Bien que la définition de l'« aîné » varie d'un pays à l'autre, il semble que le degré de mauvais traitements envers les aînés au Canada soit semblable à celui qui est observé dans d'autres pays occidentaux. Selon deux études nationales, environ 4 à 5 p. 100 des aînés canadiens subissent une forme de mauvais traitements (Environics Research Group, 2008; Podnieks et autres, 1990). Il appert de nombreuses études que ce pourcentage s'élève à 4 p. 100 aux États Unis (American Geriatrics Society, 2005), bien que l'on reconnaisse qu'il s'agit probablement d'une donnée prudente. En Australie, le pourcentage moyen révélé par les études s'élève à 5 p. 100 (Prevention of Elder Abuse Task Force, 2001), tandis qu'au Royaume Uni, la prévalence de mauvais traitements pourrait atteindre, voire dépasser, 5 p. 100 (House of Commons Health Committee, 2003-2004; Biggs et autres, 2005).

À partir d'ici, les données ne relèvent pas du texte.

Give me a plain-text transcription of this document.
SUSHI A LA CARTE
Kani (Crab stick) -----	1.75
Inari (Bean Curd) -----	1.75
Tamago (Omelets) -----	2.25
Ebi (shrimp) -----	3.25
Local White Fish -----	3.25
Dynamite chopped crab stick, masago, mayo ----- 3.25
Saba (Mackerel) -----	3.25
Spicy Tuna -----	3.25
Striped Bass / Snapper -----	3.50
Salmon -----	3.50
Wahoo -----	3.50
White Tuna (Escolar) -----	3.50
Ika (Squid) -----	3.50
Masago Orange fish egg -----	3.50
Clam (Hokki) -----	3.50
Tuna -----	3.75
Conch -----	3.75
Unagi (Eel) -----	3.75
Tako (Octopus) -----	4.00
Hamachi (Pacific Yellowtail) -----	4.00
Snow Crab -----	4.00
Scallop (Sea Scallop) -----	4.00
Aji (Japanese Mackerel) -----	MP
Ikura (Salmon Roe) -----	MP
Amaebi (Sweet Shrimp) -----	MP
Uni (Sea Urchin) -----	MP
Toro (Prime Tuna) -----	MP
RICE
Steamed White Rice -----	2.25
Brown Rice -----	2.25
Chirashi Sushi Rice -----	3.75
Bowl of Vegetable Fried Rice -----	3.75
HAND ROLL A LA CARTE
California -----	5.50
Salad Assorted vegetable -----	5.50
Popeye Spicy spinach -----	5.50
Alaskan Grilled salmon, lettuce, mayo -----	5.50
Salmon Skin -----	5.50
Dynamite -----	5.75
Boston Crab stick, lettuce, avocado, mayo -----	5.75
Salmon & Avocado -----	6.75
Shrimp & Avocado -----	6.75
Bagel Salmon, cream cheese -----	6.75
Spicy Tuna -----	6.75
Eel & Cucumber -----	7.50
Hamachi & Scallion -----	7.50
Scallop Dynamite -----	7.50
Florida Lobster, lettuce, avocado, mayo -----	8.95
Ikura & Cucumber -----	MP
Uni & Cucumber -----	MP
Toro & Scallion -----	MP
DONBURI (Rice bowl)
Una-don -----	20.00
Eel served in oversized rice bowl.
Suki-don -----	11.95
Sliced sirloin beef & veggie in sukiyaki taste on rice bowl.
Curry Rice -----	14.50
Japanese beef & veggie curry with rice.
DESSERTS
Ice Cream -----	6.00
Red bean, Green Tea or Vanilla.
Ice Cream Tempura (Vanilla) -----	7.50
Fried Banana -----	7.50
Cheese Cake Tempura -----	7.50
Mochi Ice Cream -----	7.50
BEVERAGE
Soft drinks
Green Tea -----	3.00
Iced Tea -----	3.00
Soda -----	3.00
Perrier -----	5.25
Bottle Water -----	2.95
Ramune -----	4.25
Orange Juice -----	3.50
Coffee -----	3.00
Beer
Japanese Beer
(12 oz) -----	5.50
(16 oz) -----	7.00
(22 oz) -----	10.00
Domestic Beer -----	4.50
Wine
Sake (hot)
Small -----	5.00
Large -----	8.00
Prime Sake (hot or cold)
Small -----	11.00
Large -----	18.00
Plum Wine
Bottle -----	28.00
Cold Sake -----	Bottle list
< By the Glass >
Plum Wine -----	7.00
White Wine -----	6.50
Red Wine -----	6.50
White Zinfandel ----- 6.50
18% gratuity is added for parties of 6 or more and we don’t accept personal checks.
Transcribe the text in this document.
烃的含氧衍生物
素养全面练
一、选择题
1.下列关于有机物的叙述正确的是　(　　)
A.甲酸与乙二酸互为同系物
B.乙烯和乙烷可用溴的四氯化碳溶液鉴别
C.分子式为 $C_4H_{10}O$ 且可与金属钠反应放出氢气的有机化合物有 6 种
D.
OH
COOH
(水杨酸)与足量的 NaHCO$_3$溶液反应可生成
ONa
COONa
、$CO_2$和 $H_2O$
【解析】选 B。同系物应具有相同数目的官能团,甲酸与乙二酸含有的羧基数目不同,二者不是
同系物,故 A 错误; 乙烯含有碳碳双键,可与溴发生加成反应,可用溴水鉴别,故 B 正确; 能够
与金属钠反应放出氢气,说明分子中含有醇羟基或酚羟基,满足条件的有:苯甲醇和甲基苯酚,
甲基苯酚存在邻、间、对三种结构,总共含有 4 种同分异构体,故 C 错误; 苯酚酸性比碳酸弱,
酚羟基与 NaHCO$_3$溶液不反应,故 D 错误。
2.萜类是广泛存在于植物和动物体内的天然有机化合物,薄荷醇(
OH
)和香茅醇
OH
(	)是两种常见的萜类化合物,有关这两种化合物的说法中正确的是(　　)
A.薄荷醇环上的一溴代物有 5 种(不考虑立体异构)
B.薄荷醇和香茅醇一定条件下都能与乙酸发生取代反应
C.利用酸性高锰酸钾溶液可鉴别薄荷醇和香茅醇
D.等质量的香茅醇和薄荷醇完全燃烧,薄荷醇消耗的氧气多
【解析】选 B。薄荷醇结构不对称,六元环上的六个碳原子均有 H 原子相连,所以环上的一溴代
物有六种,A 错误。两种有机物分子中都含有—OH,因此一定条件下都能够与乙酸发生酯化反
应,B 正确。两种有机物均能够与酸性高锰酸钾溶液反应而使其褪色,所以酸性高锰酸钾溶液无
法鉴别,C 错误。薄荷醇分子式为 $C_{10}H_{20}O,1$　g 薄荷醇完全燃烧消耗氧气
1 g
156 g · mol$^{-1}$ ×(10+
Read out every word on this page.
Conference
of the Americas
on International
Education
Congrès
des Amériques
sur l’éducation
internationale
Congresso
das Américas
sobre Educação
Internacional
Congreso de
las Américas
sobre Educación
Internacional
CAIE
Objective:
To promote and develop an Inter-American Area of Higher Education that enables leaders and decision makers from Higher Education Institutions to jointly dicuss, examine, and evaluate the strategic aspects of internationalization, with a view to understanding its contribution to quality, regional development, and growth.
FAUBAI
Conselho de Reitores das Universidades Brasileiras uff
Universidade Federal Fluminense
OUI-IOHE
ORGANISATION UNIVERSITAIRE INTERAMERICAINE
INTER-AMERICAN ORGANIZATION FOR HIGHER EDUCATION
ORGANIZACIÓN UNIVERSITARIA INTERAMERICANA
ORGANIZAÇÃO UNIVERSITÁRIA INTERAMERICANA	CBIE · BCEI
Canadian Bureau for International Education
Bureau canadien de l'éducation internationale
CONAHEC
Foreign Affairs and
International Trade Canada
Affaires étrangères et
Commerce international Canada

Tableau 4.2 Aînés et non-aînés victimes de certaines infractions

Infraction Aînés victimes Non-aînés victimes
Violence/agression conjugale (ESG, 2004) 1 % au cours des 12 derniers mois 8 % ont déclaré avoir été victimes de violence psychologique ou d'exploitation financière au cours des cinq dernières années de la part du conjoint actuel ou précédent 2 % au cours des 12 derniers mois 13 % chez les 55-64 ans et 31 % chez les 15-24 ans ont déclaré avoir subi des mauvais traitements aux mains d'un conjoint au cours des cinq dernières années
Homicide (DUC2, 2005) 1,16 victime/100 000 aînés 1,30 victime/100 000 chez les personnes de 55 à 64 ans 3,58 victimes/100 000 chez les personnes de 15 à 24 ans
Infractions commises au moyen d'une arme (sans recours à la force physique) 18 % des crimes violents 18 % des crimes violents
Fraude (EKOS, 2002) 3 % au cours de la dernière année pour les personnes de 75 ans et plus 7 % au cours de l'année précédente chez les personnes de 55 à 64 ans
Prévalence globale de la victimisation (ESG, 2004) 10 % 31 %

Source : L. Ogrodnik (2007) Les aînés victimes d'actes criminels 2004 et 2005. Ottawa : Centre canadien de la statistique juridique (ESG, 2004; DUC2, 2005).